Coinone é multada e sofre suspensão por falhas de AML

A Coinone, terceira maior corretora de criptomoedas da Coreia do Sul, entrou no radar regulatório após falhas relevantes em políticas de combate à lavagem de dinheiro (AML). A Unidade de Inteligência Financeira (FIU), ligada à Comissão de Serviços Financeiros, apontou descumprimento de exigências básicas de verificação de clientes e monitoramento de transações.

Como resultado, a autoridade aplicou sanções operacionais e emitiu uma repreensão formal ao CEO, Cha Myung-hoon. As irregularidades envolvem dezenas de milhares de contas sem verificação adequada, além de transações com plataformas estrangeiras não autorizadas.

Falhas de controle ampliam riscos regulatórios

Contas sem verificação adequada

A FIU identificou cerca de 70 mil contas sem processos completos de verificação de identidade. Na prática, a corretora permitiu operações sem validação integral de dados essenciais, o que contraria normas básicas de AML.

Além disso, a plataforma teria concluído registros com informações incompletas. Dessa forma, usuários continuaram negociando ativos digitais sem atender aos requisitos mínimos, elevando o risco de uso indevido da infraestrutura.

Transações com exchanges não registradas

As investigações também indicam mais de 10 mil transações com 16 exchanges estrangeiras não registradas no país. Reguladores já haviam feito alertas prévios, mas as operações continuaram, o que agravou a avaliação das autoridades.

As medidas incluem multa de 5,2 bilhões de won, equivalente a aproximadamente US$ 3,5 milhões, além de suspensão parcial por três meses. Durante esse período, novos clientes não poderão movimentar criptomoedas. A empresa ainda pode contestar a decisão dentro do prazo regulatório.

Pressão regulatória aumenta na Coreia do Sul

Outras exchanges também enfrentam sanções

O caso da Coinone não é isolado. A exchange Bithumb também foi alvo recente de penalidades por falhas em controles de AML, incluindo multa e restrições operacionais.

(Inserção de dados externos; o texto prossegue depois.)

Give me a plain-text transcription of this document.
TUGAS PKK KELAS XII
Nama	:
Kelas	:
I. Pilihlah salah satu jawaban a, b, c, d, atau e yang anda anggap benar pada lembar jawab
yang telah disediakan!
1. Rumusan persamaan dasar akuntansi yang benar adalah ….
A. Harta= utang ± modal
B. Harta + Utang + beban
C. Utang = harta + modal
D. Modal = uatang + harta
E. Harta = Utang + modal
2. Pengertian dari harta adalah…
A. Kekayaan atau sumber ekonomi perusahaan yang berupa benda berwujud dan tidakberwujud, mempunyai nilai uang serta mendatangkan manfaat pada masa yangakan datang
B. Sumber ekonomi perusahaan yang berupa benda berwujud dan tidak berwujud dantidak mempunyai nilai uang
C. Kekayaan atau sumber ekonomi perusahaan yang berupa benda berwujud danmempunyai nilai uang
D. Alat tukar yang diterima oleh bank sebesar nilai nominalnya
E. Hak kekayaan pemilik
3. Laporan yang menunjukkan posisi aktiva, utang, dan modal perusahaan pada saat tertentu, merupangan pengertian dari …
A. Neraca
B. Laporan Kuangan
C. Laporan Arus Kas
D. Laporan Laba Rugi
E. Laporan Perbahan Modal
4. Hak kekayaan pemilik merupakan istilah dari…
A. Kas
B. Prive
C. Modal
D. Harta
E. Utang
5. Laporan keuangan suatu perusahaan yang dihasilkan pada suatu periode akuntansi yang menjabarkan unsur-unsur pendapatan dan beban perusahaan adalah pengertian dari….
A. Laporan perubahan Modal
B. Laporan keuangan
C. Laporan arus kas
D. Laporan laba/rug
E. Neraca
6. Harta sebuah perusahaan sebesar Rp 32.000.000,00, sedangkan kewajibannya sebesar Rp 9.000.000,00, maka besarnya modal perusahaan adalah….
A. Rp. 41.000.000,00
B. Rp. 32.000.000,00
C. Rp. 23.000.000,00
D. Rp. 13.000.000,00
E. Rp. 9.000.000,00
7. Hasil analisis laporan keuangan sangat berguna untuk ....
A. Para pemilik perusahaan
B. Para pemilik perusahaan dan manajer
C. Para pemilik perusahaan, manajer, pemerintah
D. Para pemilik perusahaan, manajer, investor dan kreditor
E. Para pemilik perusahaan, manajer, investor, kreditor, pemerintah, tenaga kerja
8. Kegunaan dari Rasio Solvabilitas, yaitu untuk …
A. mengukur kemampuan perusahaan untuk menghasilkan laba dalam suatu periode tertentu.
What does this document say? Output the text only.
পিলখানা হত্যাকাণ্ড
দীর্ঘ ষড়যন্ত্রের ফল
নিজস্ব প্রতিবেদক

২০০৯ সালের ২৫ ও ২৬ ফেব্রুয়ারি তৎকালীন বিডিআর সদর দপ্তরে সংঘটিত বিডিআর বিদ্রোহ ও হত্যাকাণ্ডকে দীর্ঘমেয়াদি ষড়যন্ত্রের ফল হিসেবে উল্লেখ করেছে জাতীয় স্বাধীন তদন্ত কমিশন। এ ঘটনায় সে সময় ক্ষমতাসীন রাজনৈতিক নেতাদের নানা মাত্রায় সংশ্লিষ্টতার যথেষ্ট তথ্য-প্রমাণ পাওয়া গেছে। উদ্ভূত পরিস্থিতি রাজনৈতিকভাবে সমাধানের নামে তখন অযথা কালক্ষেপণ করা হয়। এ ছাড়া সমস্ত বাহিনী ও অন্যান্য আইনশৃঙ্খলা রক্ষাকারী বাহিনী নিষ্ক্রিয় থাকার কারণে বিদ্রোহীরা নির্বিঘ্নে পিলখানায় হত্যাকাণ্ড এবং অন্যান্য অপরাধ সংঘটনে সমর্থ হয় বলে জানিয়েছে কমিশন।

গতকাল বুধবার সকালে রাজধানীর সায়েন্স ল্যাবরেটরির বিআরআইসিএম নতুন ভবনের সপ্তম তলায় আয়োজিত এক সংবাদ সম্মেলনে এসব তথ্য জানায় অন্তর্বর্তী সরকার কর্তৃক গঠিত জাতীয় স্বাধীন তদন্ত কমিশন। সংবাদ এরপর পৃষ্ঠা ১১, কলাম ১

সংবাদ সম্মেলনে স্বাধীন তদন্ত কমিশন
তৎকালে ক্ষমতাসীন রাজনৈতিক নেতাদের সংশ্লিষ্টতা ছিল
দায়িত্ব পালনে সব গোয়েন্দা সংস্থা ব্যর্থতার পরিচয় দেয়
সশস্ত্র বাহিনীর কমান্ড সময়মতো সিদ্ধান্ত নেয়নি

Em episódios anteriores, a plataforma já enfrentou críticas por falhas operacionais relevantes. Relatos da imprensa local indicam inconsistências graves em processos internos, o que reforça a pressão por maior rigor regulatório no setor.

BTCUSD sendo negociado a US$ 75.302. Gráfico: TradingView

Banco central propõe novas medidas

Diante desse cenário, o Banco da Coreia intensificou a pressão por regras mais rígidas para o mercado de criptomoedas. Entre as propostas, estão mecanismos para interromper negociações em momentos de volatilidade extrema.

Além disso, autoridades avaliam a implementação de pausas automáticas em situações de atividade atípica. Assim, o foco regulatório passa a incluir não apenas punições, mas também melhorias estruturais no funcionamento das plataformas.

Em conclusão, o caso da Coinone sinaliza um endurecimento consistente da supervisão sobre exchanges no país. A resposta da empresa às sanções pode influenciar ajustes futuros e servir de referência para todo o setor, conforme o movimento regulatório avança.